She’s leans left, he leans right and somehow they meet in the middle.
Yes, today I learned that Republicans and Democrats can live in marital bliss.
I met Rancho Cucamonga Mayor Donald Kurth and his wife Dee Matreyek outside the National Cathedral on Friday night.
They were in a bi-partisan mood, as we chatted at a toasty nearby restaurant.
But it was nice little contrast in political philosophies.
Watching them together wasn’t exactly like watching conservative political strategist Mary Matalin and her left-leaning husband and political “enemy” James Carville go at each other on T.V., but you could tell they had their political differences, which they were a little tongue-and-cheek about.
Both agreed that Obama was a good thing for the country, even though Kurth helped lead John McCain’s health care coalition in California and she was among the several people arrested in a war protest in Hollywood when the U.S. initially occupied Iraq.
“Obama manifests the hopes and dreams of the future,” Kurth said. “We all want the best for our country.”
But when I asked about what they’ll be thinking when they see President Bush depart from the Capitol, the tones were more contrasting.
“Nothing you can write down,” Matreyek said.
“Dee!” the mayor jokingly chided, just before she added that the self-reflection she has seen Bush display over the last couple of weeks was something she wished he would have shown his whole presidency.
Mayor Kurth was a little more forgiving.
“You know, it’s a tough job,” he said. “We elect human beings for that job.
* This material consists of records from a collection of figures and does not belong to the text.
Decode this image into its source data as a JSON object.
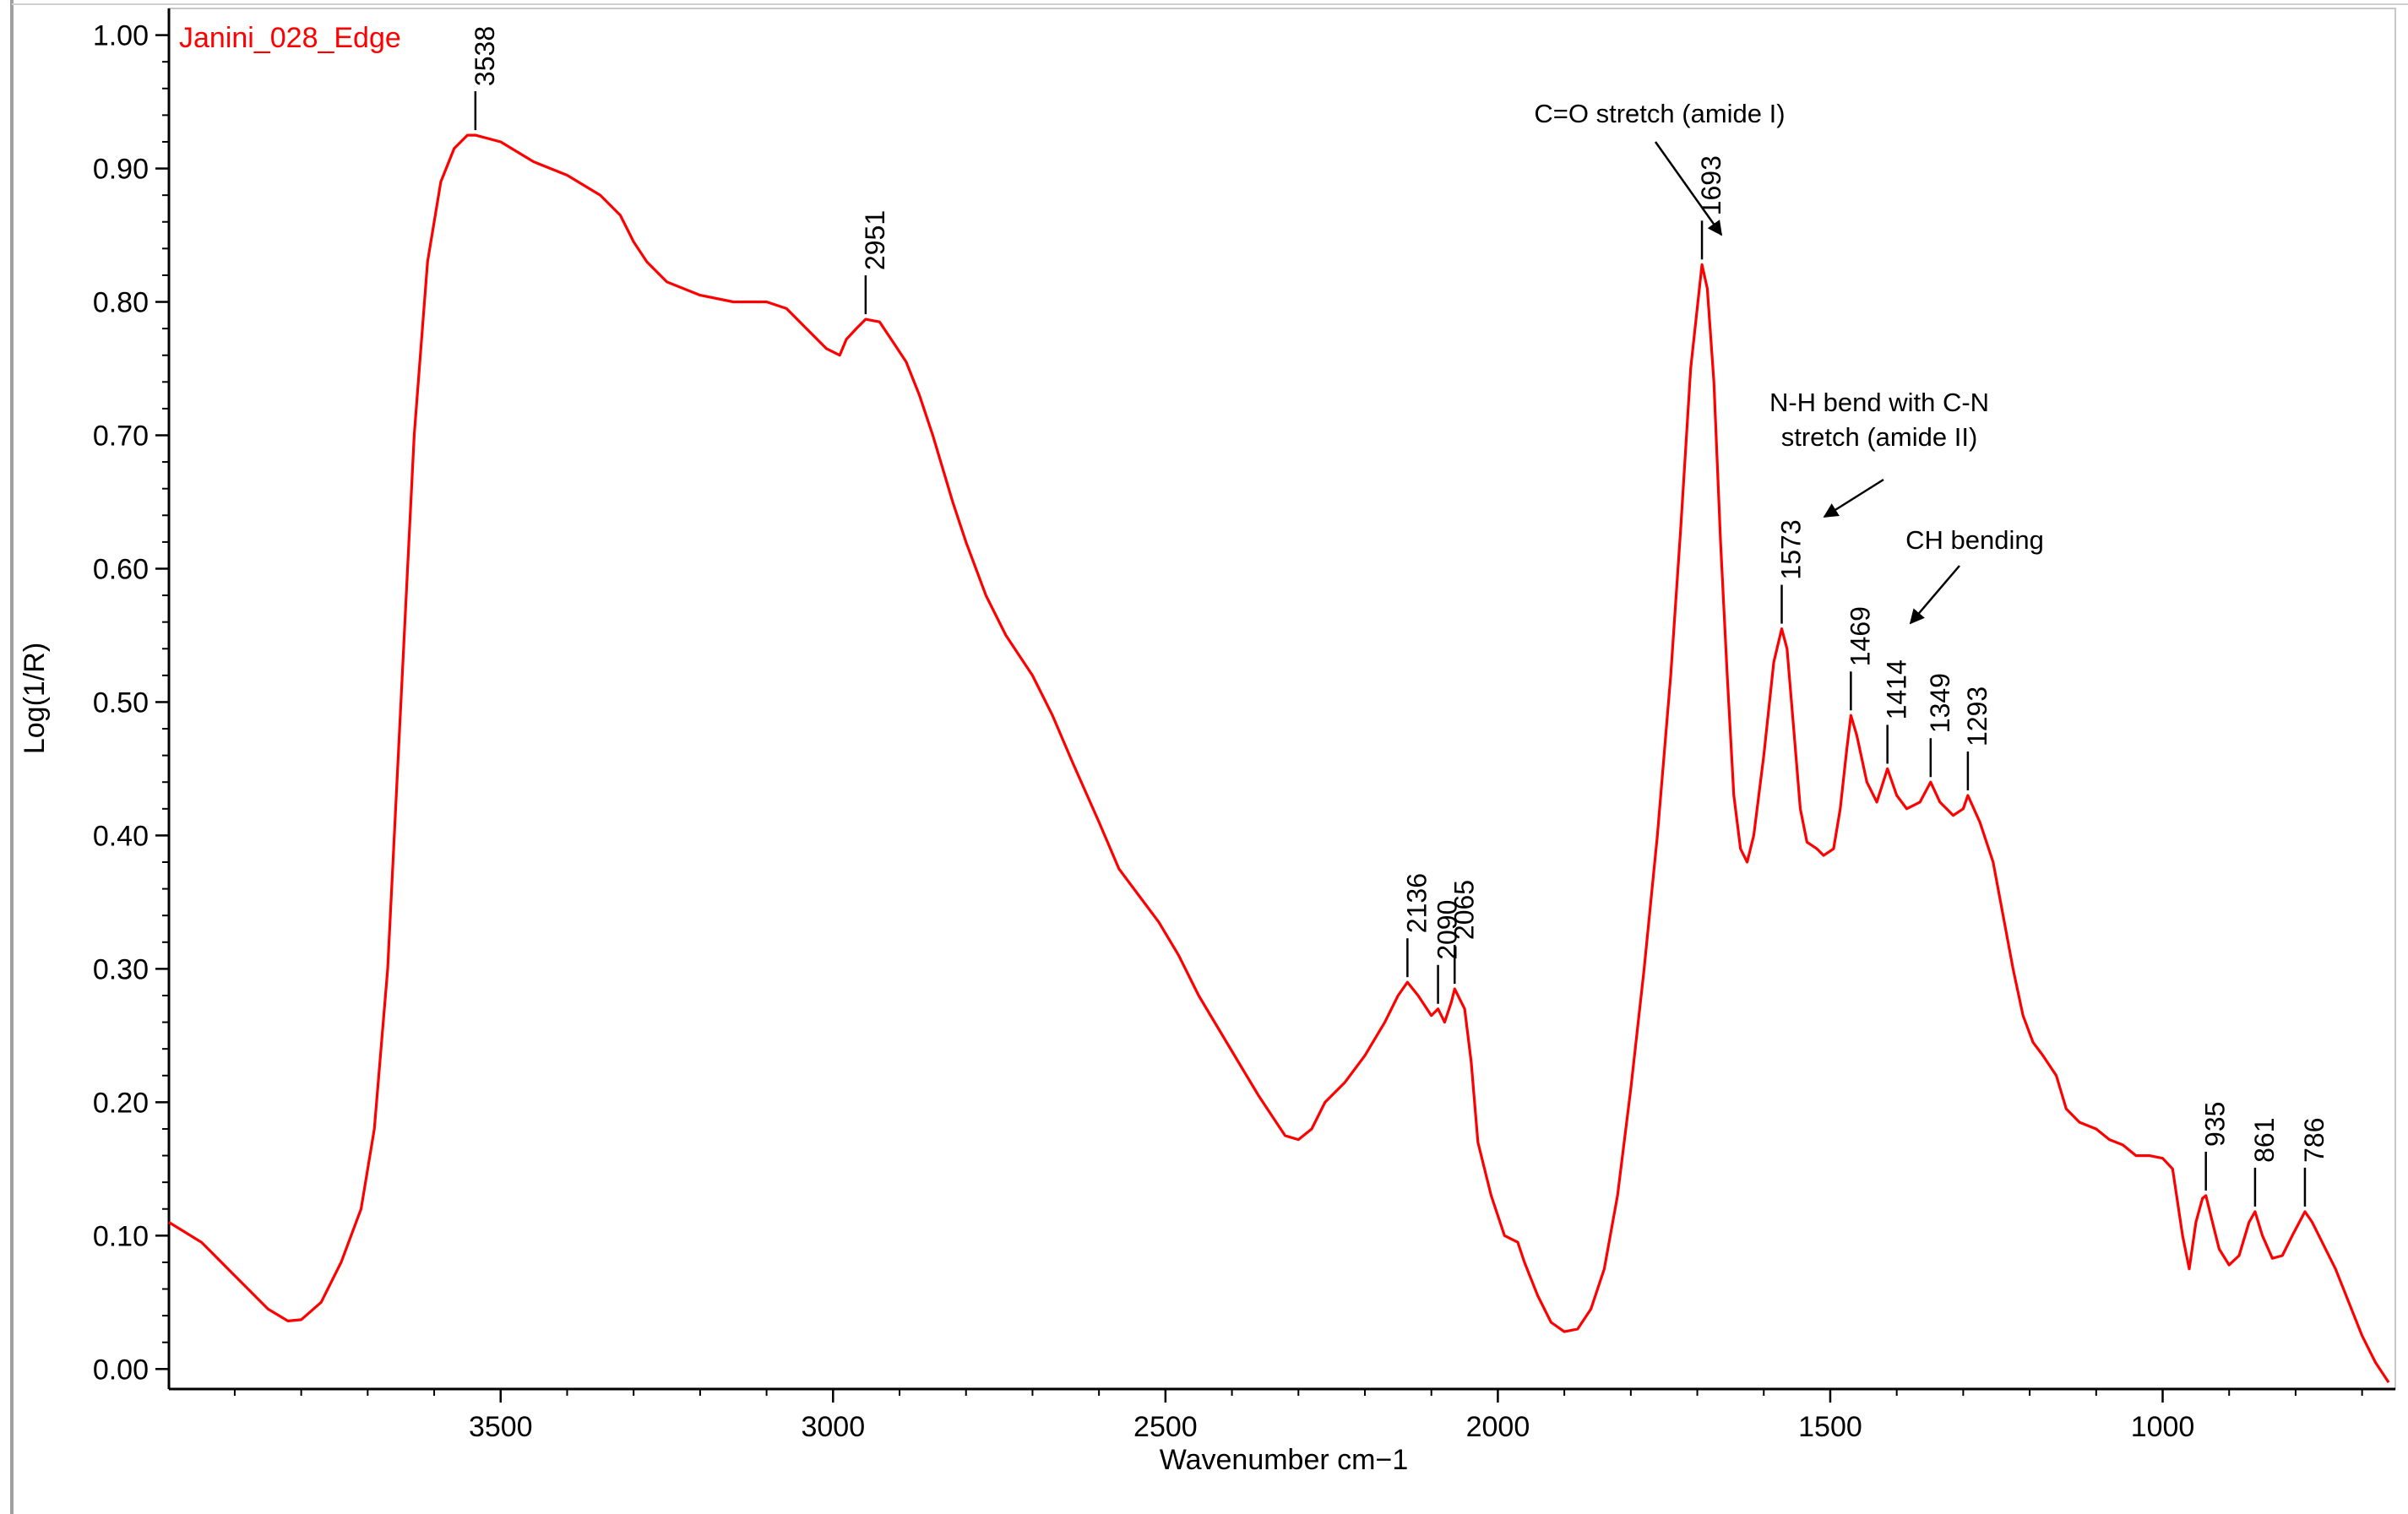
{
  "chart_data": {
    "type": "line",
    "title": "Janini_028_Edge",
    "xlabel": "Wavenumber cm−1",
    "ylabel": "Log(1/R)",
    "xlim": [
      3999,
      650
    ],
    "ylim": [
      -0.015,
      1.02
    ],
    "x_reversed": true,
    "x_ticks": [
      3500,
      3000,
      2500,
      2000,
      1500,
      1000
    ],
    "x_tick_labels": [
      "3500",
      "3000",
      "2500",
      "2000",
      "1500",
      "1000"
    ],
    "y_ticks": [
      0.0,
      0.1,
      0.2,
      0.3,
      0.4,
      0.5,
      0.6,
      0.7,
      0.8,
      0.9,
      1.0
    ],
    "y_tick_labels": [
      "0.00",
      "0.10",
      "0.20",
      "0.30",
      "0.40",
      "0.50",
      "0.60",
      "0.70",
      "0.80",
      "0.90",
      "1.00"
    ],
    "line_color": "#ff0000",
    "series": [
      {
        "name": "Janini_028_Edge",
        "points": [
          [
            3999,
            0.11
          ],
          [
            3950,
            0.095
          ],
          [
            3900,
            0.07
          ],
          [
            3850,
            0.045
          ],
          [
            3820,
            0.036
          ],
          [
            3800,
            0.037
          ],
          [
            3770,
            0.05
          ],
          [
            3740,
            0.08
          ],
          [
            3710,
            0.12
          ],
          [
            3690,
            0.18
          ],
          [
            3670,
            0.3
          ],
          [
            3650,
            0.5
          ],
          [
            3630,
            0.7
          ],
          [
            3610,
            0.83
          ],
          [
            3590,
            0.89
          ],
          [
            3570,
            0.915
          ],
          [
            3550,
            0.925
          ],
          [
            3538,
            0.925
          ],
          [
            3500,
            0.92
          ],
          [
            3450,
            0.905
          ],
          [
            3400,
            0.895
          ],
          [
            3350,
            0.88
          ],
          [
            3320,
            0.865
          ],
          [
            3300,
            0.845
          ],
          [
            3280,
            0.83
          ],
          [
            3250,
            0.815
          ],
          [
            3200,
            0.805
          ],
          [
            3150,
            0.8
          ],
          [
            3100,
            0.8
          ],
          [
            3070,
            0.795
          ],
          [
            3040,
            0.78
          ],
          [
            3010,
            0.765
          ],
          [
            2990,
            0.76
          ],
          [
            2980,
            0.772
          ],
          [
            2965,
            0.78
          ],
          [
            2951,
            0.787
          ],
          [
            2930,
            0.785
          ],
          [
            2910,
            0.77
          ],
          [
            2890,
            0.755
          ],
          [
            2870,
            0.73
          ],
          [
            2850,
            0.7
          ],
          [
            2820,
            0.65
          ],
          [
            2800,
            0.62
          ],
          [
            2770,
            0.58
          ],
          [
            2740,
            0.55
          ],
          [
            2700,
            0.52
          ],
          [
            2670,
            0.49
          ],
          [
            2640,
            0.455
          ],
          [
            2600,
            0.41
          ],
          [
            2570,
            0.375
          ],
          [
            2540,
            0.355
          ],
          [
            2510,
            0.335
          ],
          [
            2480,
            0.31
          ],
          [
            2450,
            0.28
          ],
          [
            2420,
            0.255
          ],
          [
            2390,
            0.23
          ],
          [
            2360,
            0.205
          ],
          [
            2340,
            0.19
          ],
          [
            2320,
            0.175
          ],
          [
            2300,
            0.172
          ],
          [
            2280,
            0.18
          ],
          [
            2260,
            0.2
          ],
          [
            2230,
            0.215
          ],
          [
            2200,
            0.235
          ],
          [
            2170,
            0.26
          ],
          [
            2150,
            0.28
          ],
          [
            2136,
            0.29
          ],
          [
            2120,
            0.28
          ],
          [
            2100,
            0.265
          ],
          [
            2090,
            0.27
          ],
          [
            2080,
            0.26
          ],
          [
            2070,
            0.275
          ],
          [
            2065,
            0.285
          ],
          [
            2050,
            0.27
          ],
          [
            2040,
            0.23
          ],
          [
            2030,
            0.17
          ],
          [
            2010,
            0.13
          ],
          [
            1990,
            0.1
          ],
          [
            1970,
            0.095
          ],
          [
            1960,
            0.08
          ],
          [
            1940,
            0.055
          ],
          [
            1920,
            0.035
          ],
          [
            1900,
            0.028
          ],
          [
            1880,
            0.03
          ],
          [
            1860,
            0.045
          ],
          [
            1840,
            0.075
          ],
          [
            1820,
            0.13
          ],
          [
            1800,
            0.21
          ],
          [
            1780,
            0.3
          ],
          [
            1760,
            0.4
          ],
          [
            1740,
            0.52
          ],
          [
            1725,
            0.63
          ],
          [
            1710,
            0.75
          ],
          [
            1693,
            0.828
          ],
          [
            1685,
            0.81
          ],
          [
            1675,
            0.74
          ],
          [
            1665,
            0.62
          ],
          [
            1655,
            0.52
          ],
          [
            1645,
            0.43
          ],
          [
            1635,
            0.39
          ],
          [
            1625,
            0.38
          ],
          [
            1615,
            0.4
          ],
          [
            1600,
            0.46
          ],
          [
            1585,
            0.53
          ],
          [
            1573,
            0.555
          ],
          [
            1565,
            0.54
          ],
          [
            1555,
            0.48
          ],
          [
            1545,
            0.42
          ],
          [
            1535,
            0.395
          ],
          [
            1520,
            0.39
          ],
          [
            1510,
            0.385
          ],
          [
            1495,
            0.39
          ],
          [
            1485,
            0.42
          ],
          [
            1475,
            0.465
          ],
          [
            1469,
            0.49
          ],
          [
            1460,
            0.475
          ],
          [
            1445,
            0.44
          ],
          [
            1430,
            0.425
          ],
          [
            1414,
            0.45
          ],
          [
            1400,
            0.43
          ],
          [
            1385,
            0.42
          ],
          [
            1365,
            0.425
          ],
          [
            1349,
            0.44
          ],
          [
            1335,
            0.425
          ],
          [
            1315,
            0.415
          ],
          [
            1300,
            0.42
          ],
          [
            1293,
            0.43
          ],
          [
            1275,
            0.41
          ],
          [
            1255,
            0.38
          ],
          [
            1240,
            0.34
          ],
          [
            1225,
            0.3
          ],
          [
            1210,
            0.265
          ],
          [
            1195,
            0.245
          ],
          [
            1180,
            0.235
          ],
          [
            1160,
            0.22
          ],
          [
            1145,
            0.195
          ],
          [
            1125,
            0.185
          ],
          [
            1100,
            0.18
          ],
          [
            1080,
            0.172
          ],
          [
            1060,
            0.168
          ],
          [
            1040,
            0.16
          ],
          [
            1020,
            0.16
          ],
          [
            1000,
            0.158
          ],
          [
            985,
            0.15
          ],
          [
            970,
            0.1
          ],
          [
            960,
            0.075
          ],
          [
            950,
            0.11
          ],
          [
            940,
            0.128
          ],
          [
            935,
            0.13
          ],
          [
            925,
            0.11
          ],
          [
            915,
            0.09
          ],
          [
            900,
            0.078
          ],
          [
            885,
            0.085
          ],
          [
            870,
            0.11
          ],
          [
            861,
            0.118
          ],
          [
            850,
            0.1
          ],
          [
            835,
            0.083
          ],
          [
            820,
            0.085
          ],
          [
            805,
            0.1
          ],
          [
            786,
            0.118
          ],
          [
            775,
            0.11
          ],
          [
            760,
            0.095
          ],
          [
            740,
            0.075
          ],
          [
            720,
            0.05
          ],
          [
            700,
            0.025
          ],
          [
            680,
            0.005
          ],
          [
            660,
            -0.01
          ]
        ]
      }
    ],
    "peak_labels": [
      {
        "x": 3538,
        "y": 0.925,
        "label": "3538"
      },
      {
        "x": 2951,
        "y": 0.787,
        "label": "2951"
      },
      {
        "x": 2136,
        "y": 0.29,
        "label": "2136"
      },
      {
        "x": 2090,
        "y": 0.27,
        "label": "2090"
      },
      {
        "x": 2065,
        "y": 0.285,
        "label": "2065"
      },
      {
        "x": 1693,
        "y": 0.828,
        "label": "1693"
      },
      {
        "x": 1573,
        "y": 0.555,
        "label": "1573"
      },
      {
        "x": 1469,
        "y": 0.49,
        "label": "1469"
      },
      {
        "x": 1414,
        "y": 0.45,
        "label": "1414"
      },
      {
        "x": 1349,
        "y": 0.44,
        "label": "1349"
      },
      {
        "x": 1293,
        "y": 0.43,
        "label": "1293"
      },
      {
        "x": 935,
        "y": 0.13,
        "label": "935"
      },
      {
        "x": 861,
        "y": 0.118,
        "label": "861"
      },
      {
        "x": 786,
        "y": 0.118,
        "label": "786"
      }
    ],
    "annotations": [
      {
        "lines": [
          "C=O stretch (amide I)"
        ],
        "points_to": 1693
      },
      {
        "lines": [
          "N-H bend with C-N",
          "stretch (amide II)"
        ],
        "points_to": 1573
      },
      {
        "lines": [
          "CH bending"
        ],
        "points_to": 1469
      }
    ]
  }
}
I mean, it’s not easy being a mayor. I’m sure it’s much tougher to be president of the United States.”
And yet, even with political differences, coming to the inauguration was a chance for the couple to see D.C. together — not on official mayoral business, they said.
That doesn’t mean the mayor won’t be chatting it up with local legislators like Reps. Gary Miller and David Dreier.
Kurth has his work cut out for him, hoping to convince legislators to bring home the bacon for his city and the Inland Empire as Obama seeks infrastructure projects that could help revive the region’s sagging economy.
But politics aside, with all the contention between Republicans and Democrats over the last eight years, it was good to know first hand that there was at least one couple that can meet on bi-partisan ground.
With that, I thanked the mayor and his wife and I was off into the cold air again, looking for a cab, a ball and an interview with Obama.